Lucie, whose portrait is signed by the artist, ‘Bouchet f[ecit]’, on the lower left, was the future Madame Collon. Bouchet presents her as a playful (and perhaps naughty) teenager, running through a garden while carrying off a bird’s nest that she protects inside her upturned bonnet, its tiny inhabitants chirping eagerly. Bouchet’s vivid depiction of her lively, bright expression and billowing white muslin dress endow the image with both a youthful energy and graceful monumentality.
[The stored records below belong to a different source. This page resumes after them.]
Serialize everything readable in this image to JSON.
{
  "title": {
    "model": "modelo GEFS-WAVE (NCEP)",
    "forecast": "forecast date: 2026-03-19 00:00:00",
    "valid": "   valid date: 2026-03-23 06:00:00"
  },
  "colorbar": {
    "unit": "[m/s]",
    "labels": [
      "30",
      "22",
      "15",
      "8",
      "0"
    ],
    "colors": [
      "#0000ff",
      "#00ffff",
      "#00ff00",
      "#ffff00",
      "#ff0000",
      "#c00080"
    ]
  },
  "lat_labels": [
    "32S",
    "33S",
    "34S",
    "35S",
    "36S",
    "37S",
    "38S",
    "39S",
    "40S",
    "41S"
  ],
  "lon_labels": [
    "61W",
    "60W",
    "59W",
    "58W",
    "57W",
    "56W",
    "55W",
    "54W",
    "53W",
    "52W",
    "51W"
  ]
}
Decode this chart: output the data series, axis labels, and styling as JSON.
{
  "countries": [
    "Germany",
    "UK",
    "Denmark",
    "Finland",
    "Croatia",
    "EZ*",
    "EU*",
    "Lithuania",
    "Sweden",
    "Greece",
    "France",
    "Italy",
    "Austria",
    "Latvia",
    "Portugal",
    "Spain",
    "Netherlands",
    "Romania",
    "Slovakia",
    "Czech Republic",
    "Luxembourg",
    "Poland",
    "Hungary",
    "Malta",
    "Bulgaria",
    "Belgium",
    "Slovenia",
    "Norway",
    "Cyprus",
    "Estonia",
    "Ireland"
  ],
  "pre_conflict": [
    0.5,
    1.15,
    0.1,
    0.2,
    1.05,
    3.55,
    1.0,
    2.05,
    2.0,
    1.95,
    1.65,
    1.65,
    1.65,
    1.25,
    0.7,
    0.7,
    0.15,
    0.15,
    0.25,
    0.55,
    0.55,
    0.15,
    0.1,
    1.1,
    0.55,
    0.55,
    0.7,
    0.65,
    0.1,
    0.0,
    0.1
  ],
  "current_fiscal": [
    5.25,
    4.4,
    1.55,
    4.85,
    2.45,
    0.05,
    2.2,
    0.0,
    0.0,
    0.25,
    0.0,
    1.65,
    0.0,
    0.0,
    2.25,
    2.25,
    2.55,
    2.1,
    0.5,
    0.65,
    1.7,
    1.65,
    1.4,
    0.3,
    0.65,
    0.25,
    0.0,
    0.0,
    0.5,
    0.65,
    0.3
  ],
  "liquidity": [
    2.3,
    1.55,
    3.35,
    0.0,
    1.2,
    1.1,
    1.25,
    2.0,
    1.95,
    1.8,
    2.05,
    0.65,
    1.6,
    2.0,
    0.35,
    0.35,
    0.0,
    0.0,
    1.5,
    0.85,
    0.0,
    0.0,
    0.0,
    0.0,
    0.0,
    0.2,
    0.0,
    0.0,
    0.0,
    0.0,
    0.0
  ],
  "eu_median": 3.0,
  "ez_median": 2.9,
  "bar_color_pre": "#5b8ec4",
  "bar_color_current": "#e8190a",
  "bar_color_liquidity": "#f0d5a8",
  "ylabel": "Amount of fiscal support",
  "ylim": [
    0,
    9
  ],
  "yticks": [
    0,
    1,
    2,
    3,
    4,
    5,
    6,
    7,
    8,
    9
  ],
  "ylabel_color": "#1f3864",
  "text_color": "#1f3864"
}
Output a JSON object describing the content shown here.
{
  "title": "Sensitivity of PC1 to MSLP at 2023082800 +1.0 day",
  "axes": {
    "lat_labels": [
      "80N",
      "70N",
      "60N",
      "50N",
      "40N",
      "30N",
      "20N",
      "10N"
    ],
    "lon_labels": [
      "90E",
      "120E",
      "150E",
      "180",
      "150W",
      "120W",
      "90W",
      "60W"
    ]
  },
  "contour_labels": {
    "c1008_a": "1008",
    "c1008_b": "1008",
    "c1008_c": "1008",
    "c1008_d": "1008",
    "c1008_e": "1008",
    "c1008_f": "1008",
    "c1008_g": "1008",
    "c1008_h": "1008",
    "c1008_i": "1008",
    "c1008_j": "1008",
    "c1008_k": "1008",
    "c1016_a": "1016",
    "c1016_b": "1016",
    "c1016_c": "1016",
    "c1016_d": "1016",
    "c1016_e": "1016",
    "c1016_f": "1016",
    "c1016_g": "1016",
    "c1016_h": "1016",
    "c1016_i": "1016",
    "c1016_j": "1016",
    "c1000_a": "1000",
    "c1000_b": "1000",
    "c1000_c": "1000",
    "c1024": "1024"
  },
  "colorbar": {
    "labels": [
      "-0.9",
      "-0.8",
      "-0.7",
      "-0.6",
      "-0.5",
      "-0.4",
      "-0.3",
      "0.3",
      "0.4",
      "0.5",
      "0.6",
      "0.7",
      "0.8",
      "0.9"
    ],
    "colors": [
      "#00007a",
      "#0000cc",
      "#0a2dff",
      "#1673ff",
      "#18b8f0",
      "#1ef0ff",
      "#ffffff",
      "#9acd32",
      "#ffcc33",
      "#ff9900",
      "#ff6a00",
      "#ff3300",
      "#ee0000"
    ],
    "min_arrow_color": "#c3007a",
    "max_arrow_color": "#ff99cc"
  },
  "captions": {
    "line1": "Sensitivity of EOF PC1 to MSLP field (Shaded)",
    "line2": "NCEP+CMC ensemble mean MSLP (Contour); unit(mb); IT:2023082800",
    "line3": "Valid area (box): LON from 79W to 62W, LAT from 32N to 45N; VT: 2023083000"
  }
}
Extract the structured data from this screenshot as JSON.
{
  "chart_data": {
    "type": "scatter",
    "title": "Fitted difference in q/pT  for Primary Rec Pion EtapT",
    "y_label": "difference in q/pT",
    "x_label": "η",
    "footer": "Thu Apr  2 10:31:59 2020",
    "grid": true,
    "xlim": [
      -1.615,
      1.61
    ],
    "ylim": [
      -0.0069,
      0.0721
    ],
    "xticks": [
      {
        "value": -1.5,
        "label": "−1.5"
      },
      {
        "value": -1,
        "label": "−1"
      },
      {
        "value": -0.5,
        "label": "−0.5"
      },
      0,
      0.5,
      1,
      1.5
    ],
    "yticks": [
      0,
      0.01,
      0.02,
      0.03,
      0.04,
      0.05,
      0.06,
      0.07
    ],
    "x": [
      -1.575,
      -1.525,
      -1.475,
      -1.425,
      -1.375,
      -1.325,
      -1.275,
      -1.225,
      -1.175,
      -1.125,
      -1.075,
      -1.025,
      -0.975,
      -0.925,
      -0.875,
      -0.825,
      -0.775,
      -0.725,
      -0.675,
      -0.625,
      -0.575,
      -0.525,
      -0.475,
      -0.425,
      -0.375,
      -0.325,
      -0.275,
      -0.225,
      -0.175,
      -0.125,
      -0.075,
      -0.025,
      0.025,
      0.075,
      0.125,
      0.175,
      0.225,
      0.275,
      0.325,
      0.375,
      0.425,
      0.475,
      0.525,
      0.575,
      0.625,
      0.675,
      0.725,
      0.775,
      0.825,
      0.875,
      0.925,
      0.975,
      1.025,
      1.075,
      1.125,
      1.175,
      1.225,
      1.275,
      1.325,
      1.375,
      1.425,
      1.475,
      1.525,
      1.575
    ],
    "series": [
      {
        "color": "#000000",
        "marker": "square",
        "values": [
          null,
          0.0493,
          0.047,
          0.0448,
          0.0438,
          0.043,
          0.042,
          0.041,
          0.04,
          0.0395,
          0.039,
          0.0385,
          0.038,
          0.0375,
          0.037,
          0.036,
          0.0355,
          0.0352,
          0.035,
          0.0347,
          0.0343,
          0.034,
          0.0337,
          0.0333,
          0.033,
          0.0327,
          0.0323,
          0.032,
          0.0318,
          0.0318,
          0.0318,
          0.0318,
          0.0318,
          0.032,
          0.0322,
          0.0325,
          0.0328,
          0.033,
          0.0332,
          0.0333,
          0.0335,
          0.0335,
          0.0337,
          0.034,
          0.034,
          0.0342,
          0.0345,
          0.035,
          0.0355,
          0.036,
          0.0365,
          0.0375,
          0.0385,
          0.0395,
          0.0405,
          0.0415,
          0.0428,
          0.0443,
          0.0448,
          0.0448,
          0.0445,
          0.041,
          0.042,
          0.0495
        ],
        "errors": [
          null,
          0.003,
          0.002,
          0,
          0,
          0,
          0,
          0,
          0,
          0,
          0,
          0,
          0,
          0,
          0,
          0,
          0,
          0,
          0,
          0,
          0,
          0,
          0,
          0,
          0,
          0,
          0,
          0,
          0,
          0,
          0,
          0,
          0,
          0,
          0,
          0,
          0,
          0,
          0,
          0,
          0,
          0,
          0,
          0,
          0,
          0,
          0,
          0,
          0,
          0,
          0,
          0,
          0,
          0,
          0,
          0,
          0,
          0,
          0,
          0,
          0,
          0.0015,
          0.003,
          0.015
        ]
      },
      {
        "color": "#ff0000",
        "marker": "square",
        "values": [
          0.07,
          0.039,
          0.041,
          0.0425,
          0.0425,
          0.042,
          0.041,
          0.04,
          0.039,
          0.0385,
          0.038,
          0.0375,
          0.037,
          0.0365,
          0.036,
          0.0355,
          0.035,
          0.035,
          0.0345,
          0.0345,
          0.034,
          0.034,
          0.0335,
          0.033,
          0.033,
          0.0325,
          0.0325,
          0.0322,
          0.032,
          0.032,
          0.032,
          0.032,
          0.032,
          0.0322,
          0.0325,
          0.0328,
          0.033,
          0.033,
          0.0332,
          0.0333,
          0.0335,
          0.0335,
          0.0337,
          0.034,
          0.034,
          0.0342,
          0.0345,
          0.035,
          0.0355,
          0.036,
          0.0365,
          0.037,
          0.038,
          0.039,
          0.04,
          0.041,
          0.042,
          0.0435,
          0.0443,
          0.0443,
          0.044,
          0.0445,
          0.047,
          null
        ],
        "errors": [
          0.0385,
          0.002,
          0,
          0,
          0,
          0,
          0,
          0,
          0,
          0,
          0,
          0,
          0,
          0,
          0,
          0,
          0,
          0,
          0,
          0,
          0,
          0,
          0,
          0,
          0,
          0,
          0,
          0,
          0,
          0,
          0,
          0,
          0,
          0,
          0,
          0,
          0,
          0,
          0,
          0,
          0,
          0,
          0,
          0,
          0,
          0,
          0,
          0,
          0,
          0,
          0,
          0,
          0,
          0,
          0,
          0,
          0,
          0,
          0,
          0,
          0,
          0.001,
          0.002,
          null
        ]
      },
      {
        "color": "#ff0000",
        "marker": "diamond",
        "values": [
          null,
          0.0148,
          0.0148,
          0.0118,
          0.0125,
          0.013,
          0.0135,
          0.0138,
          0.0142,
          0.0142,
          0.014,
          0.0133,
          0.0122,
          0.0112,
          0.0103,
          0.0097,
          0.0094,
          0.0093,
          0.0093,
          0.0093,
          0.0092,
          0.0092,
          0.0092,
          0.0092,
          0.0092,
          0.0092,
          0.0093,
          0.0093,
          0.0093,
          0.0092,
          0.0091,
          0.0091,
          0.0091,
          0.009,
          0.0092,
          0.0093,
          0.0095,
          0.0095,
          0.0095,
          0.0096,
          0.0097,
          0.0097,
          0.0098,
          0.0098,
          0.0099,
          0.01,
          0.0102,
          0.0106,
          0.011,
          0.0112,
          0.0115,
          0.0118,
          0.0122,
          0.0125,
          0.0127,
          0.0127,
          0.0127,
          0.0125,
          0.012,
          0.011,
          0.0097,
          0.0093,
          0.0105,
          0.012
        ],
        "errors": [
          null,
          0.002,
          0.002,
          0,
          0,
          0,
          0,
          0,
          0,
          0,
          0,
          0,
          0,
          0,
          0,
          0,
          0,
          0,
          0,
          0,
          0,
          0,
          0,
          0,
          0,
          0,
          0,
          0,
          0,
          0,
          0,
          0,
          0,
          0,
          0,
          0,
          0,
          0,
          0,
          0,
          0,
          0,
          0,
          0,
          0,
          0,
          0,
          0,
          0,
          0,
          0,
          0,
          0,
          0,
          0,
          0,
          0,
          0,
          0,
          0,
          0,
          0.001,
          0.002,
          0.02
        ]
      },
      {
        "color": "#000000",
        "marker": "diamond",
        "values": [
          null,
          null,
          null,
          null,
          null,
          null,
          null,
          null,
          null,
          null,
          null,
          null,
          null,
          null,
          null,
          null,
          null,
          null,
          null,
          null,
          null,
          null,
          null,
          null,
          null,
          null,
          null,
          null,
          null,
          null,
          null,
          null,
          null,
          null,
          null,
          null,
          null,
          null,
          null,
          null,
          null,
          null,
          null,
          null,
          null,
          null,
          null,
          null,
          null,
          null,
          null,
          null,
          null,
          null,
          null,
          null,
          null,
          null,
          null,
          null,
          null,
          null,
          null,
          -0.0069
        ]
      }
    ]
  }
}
As befitting a well-bred young boy of the Napoleonic era, seven-year-old Eugène Isabey displays a self-possessed dignity beyond his years. Stylishly dressed, in emulation of Mamluk warriors who came to Paris with Napoleon after the Egyptian Campaign of 1798, Eugène wears a gold-brocaded red vest and red leather slippers and holds an elegantly tooled, red-enameled sword in his right hand; his left hand rests nonchalantly on the arm of a magnificent, Empire-style armchair supported by elaborately carved griffons with lion’s heads. Bouchet’s handling of the various textures of fabrics, wood, and metalwork displays a masterly command of his medium.
Eugène Louis-Gabriel Isabey (1803-1886) would grow up to achieve a degree of fame and artistic success that exceeded even that of his celebrated father. After training with his father and copying the Old Masters in the Louvre, he set up a studio with the landscapist Xavier Leprince at Honfleur. Striking out on his own the following year, he began exhibiting landscapes at the Salon in 1824. In 1830, Eugène travelled to Algiers at the invitation of the Royal Navy to paint scenes of its naval campaign. Soon thereafter he was appointed a court painter to Louis-Philippe and was awarded the Légion d’Honneur in 1832. Highly revered throughout Europe during a long career, Isabey painted landscapes, genre scenes and historical subjects, but was best-known as a master of seascapes, marine paintings and dramatic shipwrecks, in both oils and watercolor, and in his later years numbered Johan Barthold Jongkind and Eugène Boudin among his distinguished students.